MRI as a Biomarker for Hippocampal Injury in Febrile Status Epilepticus
Abstract & Commentary
By Padmaja Kandula, MD
Assistant Professor of Neurology and Neuroscience, Comprehensive Epilepsy Center, Weill Cornell Medical College
Dr. Kandula reports no financial relationships relevant to this field of study.
Synopsis: In this prospective study, the authors use brain imaging criteria to determine whether acute febrile status results in acute hippocampal injury and potentially chronic hippocampal sclerosis.
Source: Lewis DV, et al, and the FEBSTAT study team. Hippocampal sclerosis after febrile status epilepticus: The FEBSTAT study. Ann Neurol 2014;75:178-185.
The interaction between prolonged febrile seizures in childhood and the development of hippocampal sclerosis has been hotly debated. In this prospective study, both the acute and long-term imaging characteristics of febrile status are compared to a cohort of controls with simple febrile seizures.

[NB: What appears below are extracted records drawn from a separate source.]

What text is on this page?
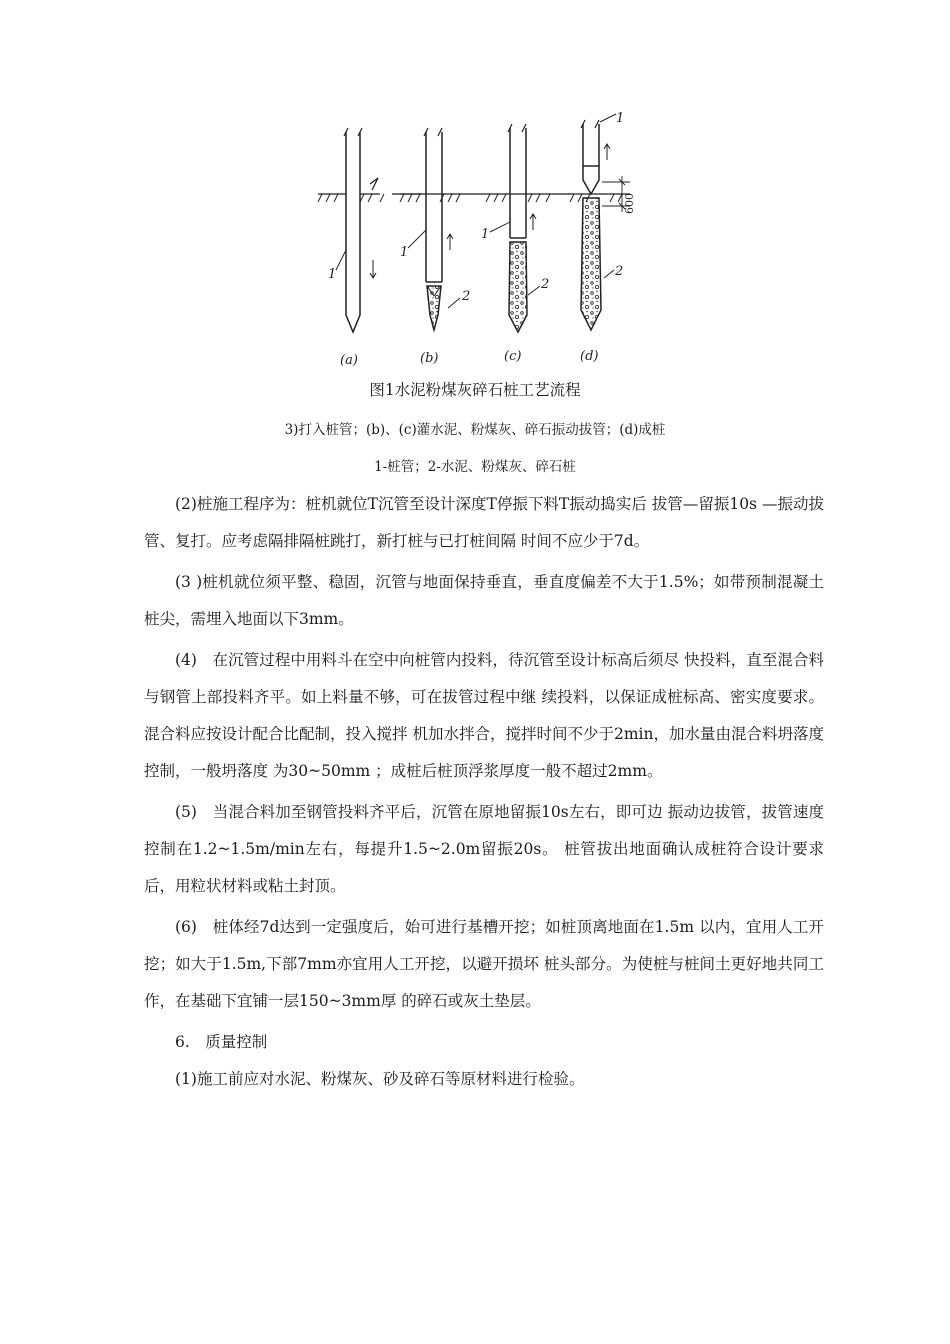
1
1
2
1
2
1
2
600
(a)	(b)	(c)	(d)
图1水泥粉煤灰碎石桩工艺流程
3)打入桩管；(b)、(c)灌水泥、粉煤灰、碎石振动拔管；(d)成桩
1-桩管；2-水泥、粉煤灰、碎石桩

(2)桩施工程序为：桩机就位T沉管至设计深度T停振下料T振动捣实后 拔管—留振10s —振动拔管、复打。应考虑隔排隔桩跳打，新打桩与已打桩间隔 时间不应少于7d。

(3 )桩机就位须平整、稳固，沉管与地面保持垂直，垂直度偏差不大于1.5%；如带预制混凝土桩尖，需埋入地面以下3mm。

(4)　在沉管过程中用料斗在空中向桩管内投料，待沉管至设计标高后须尽 快投料，直至混合料与钢管上部投料齐平。如上料量不够，可在拔管过程中继 续投料，以保证成桩标高、密实度要求。混合料应按设计配合比配制，投入搅拌 机加水拌合，搅拌时间不少于2min，加水量由混合料坍落度控制，一般坍落度 为30~50mm ；成桩后桩顶浮浆厚度一般不超过2mm。

(5)　当混合料加至钢管投料齐平后，沉管在原地留振10s左右，即可边 振动边拔管，拔管速度控制在1.2~1.5m/min左右，每提升1.5~2.0m留振20s。 桩管拔出地面确认成桩符合设计要求后，用粒状材料或粘土封顶。

(6)　桩体经7d达到一定强度后，始可进行基槽开挖；如桩顶离地面在1.5m 以内，宜用人工开挖；如大于1.5m,下部7mm亦宜用人工开挖，以避开损坏 桩头部分。为使桩与桩间土更好地共同工作，在基础下宜铺一层150~3mm厚 的碎石或灰土垫层。

6.　质量控制

(1)施工前应对水泥、粉煤灰、砂及碎石等原材料进行检验。
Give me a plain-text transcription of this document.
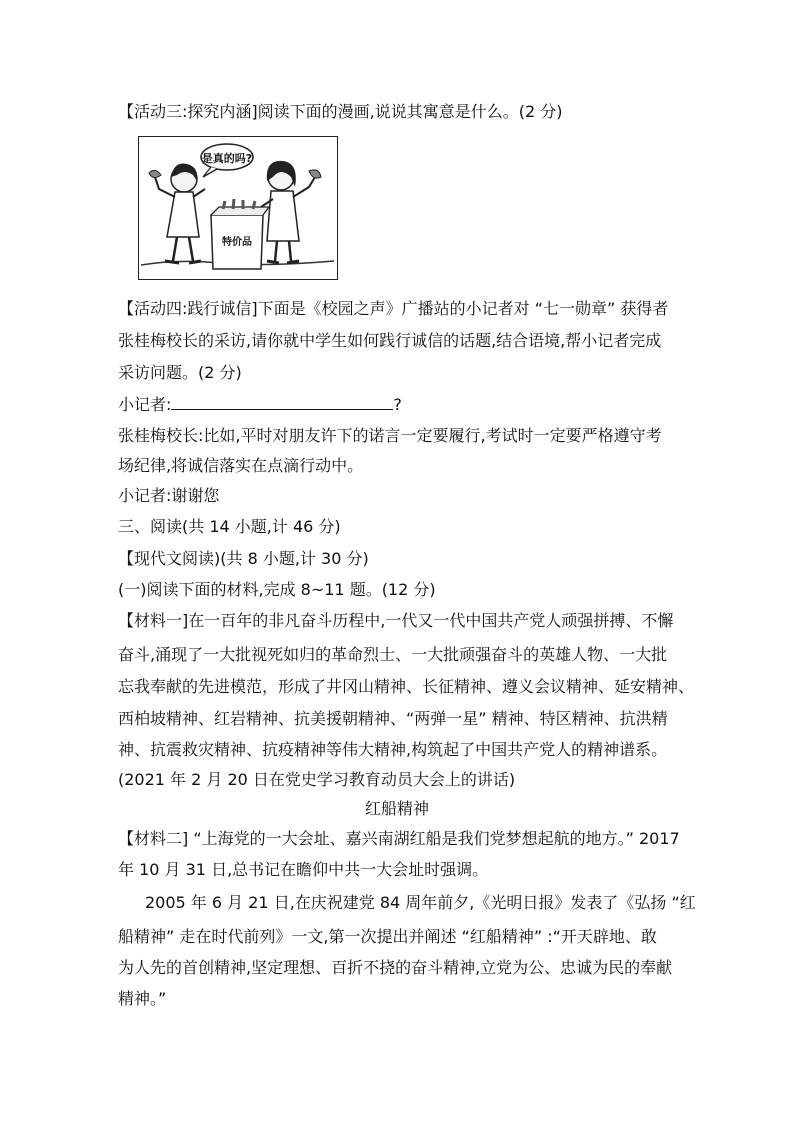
【活动三:探究内涵]阅读下面的漫画,说说其寓意是什么。(2 分)
是真的吗?
特价品
【活动四:践行诚信]下面是《校园之声》广播站的小记者对 “七一勋章” 获得者
张桂梅校长的采访,请你就中学生如何践行诚信的话题,结合语境,帮小记者完成
采访问题。(2 分)
小记者:	?
张桂梅校长:比如,平时对朋友许下的诺言一定要履行,考试时一定要严格遵守考
场纪律,将诚信落实在点滴行动中。
小记者:谢谢您
三、阅读(共 14 小题,计 46 分)
【现代文阅读)(共 8 小题,计 30 分)
(一)阅读下面的材料,完成 8~11 题。(12 分)
【材料一]在一百年的非凡奋斗历程中,一代又一代中国共产党人顽强拼搏、不懈
奋斗,涌现了一大批视死如归的革命烈士、一大批顽强奋斗的英雄人物、一大批
忘我奉献的先进模范，形成了井冈山精神、长征精神、遵义会议精神、延安精神、
西柏坡精神、红岩精神、抗美援朝精神、“两弹一星” 精神、特区精神、抗洪精
神、抗震救灾精神、抗疫精神等伟大精神,构筑起了中国共产党人的精神谱系。
(2021 年 2 月 20 日在党史学习教育动员大会上的讲话)
红船精神
【材料二] “上海党的一大会址、嘉兴南湖红船是我们党梦想起航的地方。” 2017
年 10 月 31 日,总书记在瞻仰中共一大会址时强调。
2005 年 6 月 21 日,在庆祝建党 84 周年前夕,《光明日报》发表了《弘扬 “红
船精神” 走在时代前列》一文,第一次提出并阐述 “红船精神” :“开天辟地、敢
为人先的首创精神,坚定理想、百折不挠的奋斗精神,立党为公、忠诚为民的奉献
精神。”
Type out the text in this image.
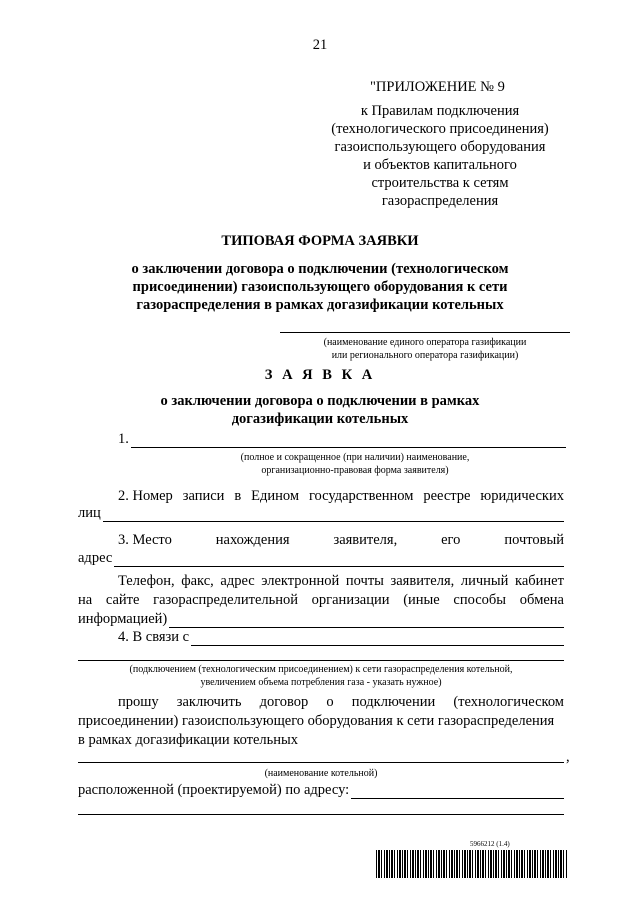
21
"ПРИЛОЖЕНИЕ № 9
к Правилам подключения
(технологического присоединения)
газоиспользующего оборудования
и объектов капитального
строительства к сетям
газораспределения
ТИПОВАЯ ФОРМА ЗАЯВКИ
о заключении договора о подключении (технологическом
присоединении) газоиспользующего оборудования к сети
газораспределения в рамках догазификации котельных
(наименование единого оператора газификации
или регионального оператора газификации)
З А Я В К А
о заключении договора о подключении в рамках
догазификации котельных
1.
(полное и сокращенное (при наличии) наименование,
организационно-правовая форма заявителя)
2. Номер записи в Едином государственном реестре юридических
лиц
3. Место	нахождения	заявителя,	его	почтовый
адрес
Телефон, факс, адрес электронной почты заявителя, личный кабинет
на сайте газораспределительной организации (иные способы обмена
информацией)
4. В связи с
(подключением (технологическим присоединением) к сети газораспределения котельной,
увеличением объема потребления газа - указать нужное)
прошу заключить договор о подключении (технологическом
присоединении) газоиспользующего оборудования к сети газораспределения
в рамках догазификации котельных
,
(наименование котельной)
расположенной (проектируемой) по адресу:
5966212 (1.4)
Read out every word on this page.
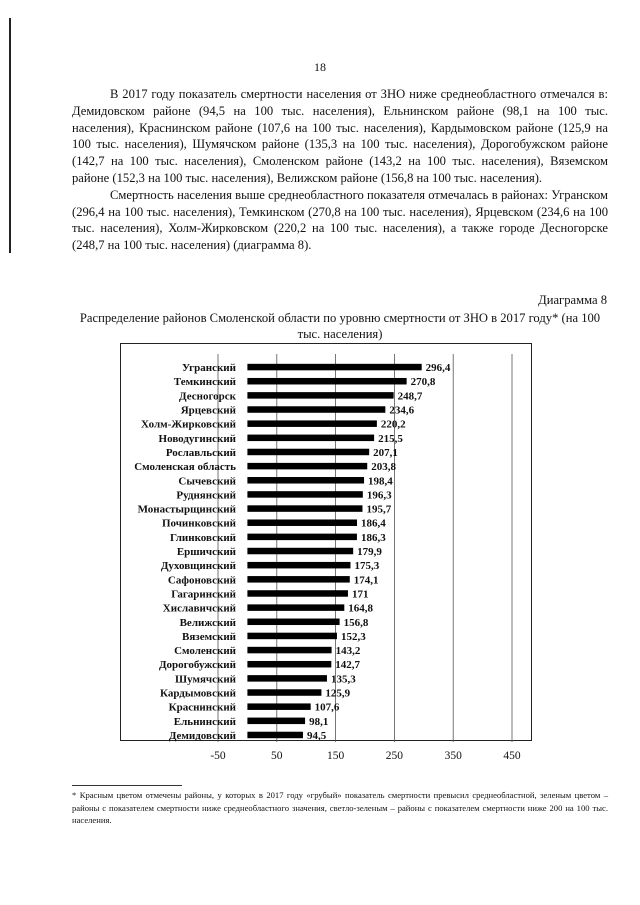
18

В 2017 году показатель смертности населения от ЗНО ниже среднеобластного отмечался в: Демидовском районе (94,5 на 100 тыс. населения), Ельнинском районе (98,1 на 100 тыс. населения), Краснинском районе (107,6 на 100 тыс. населения), Кардымовском районе (125,9 на 100 тыс. населения), Шумячском районе (135,3 на 100 тыс. населения), Дорогобужском районе (142,7 на 100 тыс. населения), Смоленском районе (143,2 на 100 тыс. населения), Вяземском районе (152,3 на 100 тыс. населения), Велижском районе (156,8 на 100 тыс. населения).

Смертность населения выше среднеобластного показателя отмечалась в районах: Угранском (296,4 на 100 тыс. населения), Темкинском (270,8 на 100 тыс. населения), Ярцевском (234,6 на 100 тыс. населения), Холм-Жирковском (220,2 на 100 тыс. населения), а также городе Десногорске (248,7 на 100 тыс. населения) (диаграмма 8).

Диаграмма 8
Распределение районов Смоленской области по уровню смертности от ЗНО в 2017 году* (на 100 тыс. населения)
-50	50	150	250	350	450
Угранский	296,4
Темкинский	270,8
Десногорск	248,7
Ярцевский	234,6
Холм-Жирковский	220,2
Новодугинский	215,5
Рославльский	207,1
Смоленская область	203,8
Сычевский	198,4
Руднянский	196,3
Монастырщинский	195,7
Починковский	186,4
Глинковский	186,3
Ершичский	179,9
Духовщинский	175,3
Сафоновский	174,1
Гагаринский	171
Хиславичский	164,8
Велижский	156,8
Вяземский	152,3
Смоленский	143,2
Дорогобужский	142,7
Шумячский	135,3
Кардымовский	125,9
Краснинский	107,6
Ельнинский	98,1
Демидовский	94,5
* Красным цветом отмечены районы, у которых в 2017 году «грубый» показатель смертности превысил среднеобластной, зеленым цветом – районы с показателем смертности ниже среднеобластного значения, светло-зеленым – районы с показателем смертности ниже 200 на 100 тыс. населения.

In total, 226 patients aged 1 month to 6 years, derived from three prospective studies, were included in the final analysis. Febrile status in this study was defined as status epilepticus lasting 30 minutes or longer or repetitive febrile seizures lasting at least 30 minutes without resumption of consciousness. All patients were imaged with 1.5 T MRI within one week of febrile status. Hippocampal T2 signal scores (0-normal,1-equivocal, 2-mildly abnormal) were assigned by two blinded experienced neuroradiologists. T2 scores ≥ 2 were considered a definite abnormality. Radiographic criteria for hippocampal sclerosis required hippocampal atrophy and T2 scores ≥ 2. In addition, hippocampal volumes and ADC maps were also incorporated in the study. Patients with normal MRI hyperintensity, volume, and ADC maps with either febrile status or simple febrile seizures served as controls.
Of 226 patients, 22 had acute T2 hyperintensity and increased hippocampal volume on MRI. ADC maps were available on 13 of 22 patients and showed that the mean ADC for the hyperintense hippocampi was lower than matched contralateral hippocampi. Follow-up MRI was performed 1 year later on 14 of the 22 patients with initial abnormal hippocampal signal. Ten of 14 patients met formal criteria for hippocampal sclerosis. Twelve of 14 patients showed reduced hippocampal volume. In contrast, follow-up MRI of 116 children without acute hyperintensity (initial normal MRI) showed abnormal T2 signal in only one patient (following another episode of febrile status). In addition, compared to controls with simple febrile seizures, febrile status epilepticus patients with initial normal acute MRI had abnormally low right to left hippocampal volume ratios, smaller hippocampi initially, and reduced hippocampal growth suggesting subtle hippocampal injury.
The results of this study suggest that T2 hyperintensity after febrile status likely reflects acute injury, which then evolves to radiographic hippocampal sclerosis. Impaired hippocampal growth, 1 year after febrile status, in initially normal imaging suggests a possible biomarker of subtle injury. Although MRI may potentially identify those febrile status patients ultimately at risk for long-term hippocampal injury, this does not confirm definite pathologic injury. That is not to say that the initial results of this prospective study are not promising. However, further conclusions should be tempered until additional follow-up imaging can be performed to determine what proportion of these febrile status patients ultimately develop medically refractory temporal lobe epilepsy.